Actualmente, cualquier medida gubernamental dirigida al aumento de la producción y la productividad, dictada desde la mentalidad totalitaria, está condenada al fracaso. Si la ampliación del trabajo por cuenta propia tiene como objetivo brindar empleo a una parte del millón y medio de trabajadores que serán desempleados, además de generar producciones y servicios que el Estado es incapaz de crear, entonces el listado de 178 actividades permitidas habría que anularlo y, en su lugar, definir solamente las pocas actividades no permitidas. De lo demás se ocupará la iniciativa ciudadana.

A lo anterior, para estimular el crecimiento del sector privado, en vez de tratar de evitar la formación de un empresariado nacional, habría que añadir una política de bajos impuestos fiscales, de créditos bancarios, de creación de un comercio mayorista, de implementación de los derechos de asociación y de acceso libre a la información, lo que implica el respeto a los derechos humanos. Sólo así se puede convertir al cubano en sujeto interesado por los cambios. Sin embargo, a pesar de las declaraciones acerca de “cambiar todo lo que sea necesario cambiar”, las ataduras ideológicas y la responsabilidad e intereses contraídos durante más de medio siglo actúan como impedimento para que el castrismo enfrente con la voluntad política necesaria los cambios estructurales que nuestra realidad exige.

Esa limitación no resta importancia al intento de actualizar el modelo, pues como quiera que sea, las medidas que se están implementando generan un escenario más prometedor que el inmovilismo predominante hasta ahora. 

En definitiva, el proceso de democratización tiene que pasar por las reformas, contexto en que las propias limitaciones de dichas medidas, a la vez que develan la ausencia de una verdadera voluntad de cambios, generan nuevas contradicciones, en un momento en que los cambios al interior y al exterior del país impiden, como ocurrió en ocasiones anteriores, dar marcha atrás.

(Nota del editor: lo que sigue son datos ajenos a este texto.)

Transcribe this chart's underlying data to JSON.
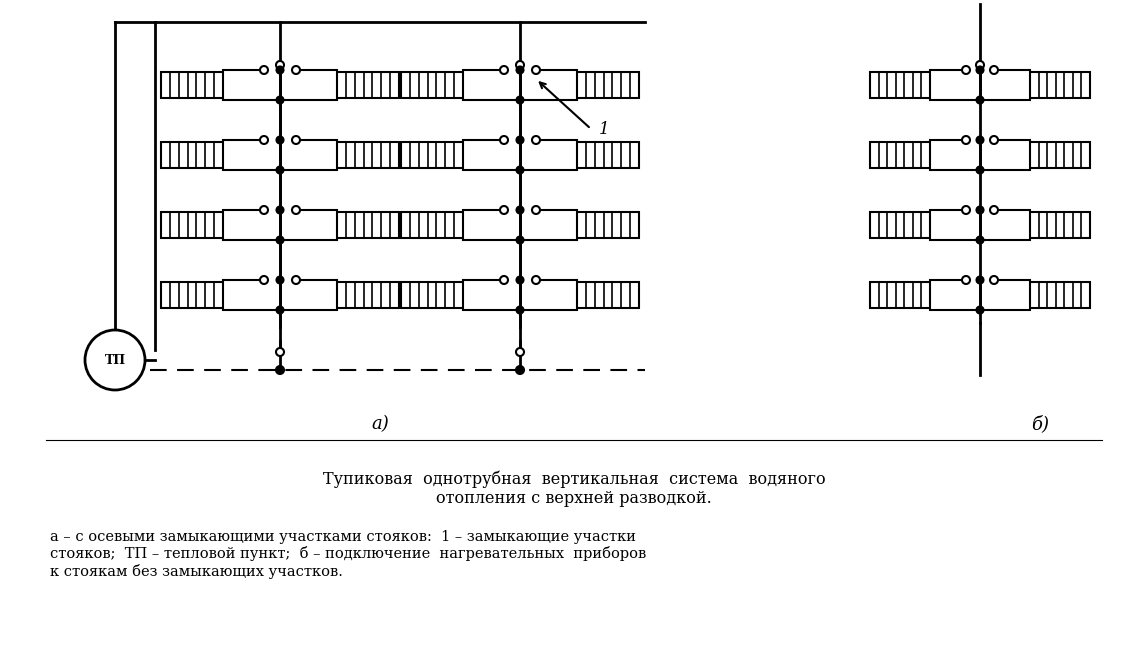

De la actualización del modelo debe surgir, de un lado, un cuentapropismo que de lugar al renacimiento de las pequeñas y medianas empresas; de otro, una diversidad de formas de propiedad y de gestión que permitan la participación real de los trabajadores a través de las cooperativas de servicio, la autogestión y la propiedad privada, lo que a su vez implica la implementación de los derechos y libertades para la participación cívica de los ciudadanos.

Se trata de un proceso que, si bien el sujeto inicial lo que busca es la conservación del poder, la evolución de esos mismos cambios limitados podrían conducir a la verdadera democratización de Cuba. Se trata de un reto para los cubanos, especialmente para todos aquellos que consideran la nación por encima de ideologías y partidos políticos. El asunto no es oponerse a la actualización, sino convertirla en un paso hacia los cambios integrales y la democratización del país.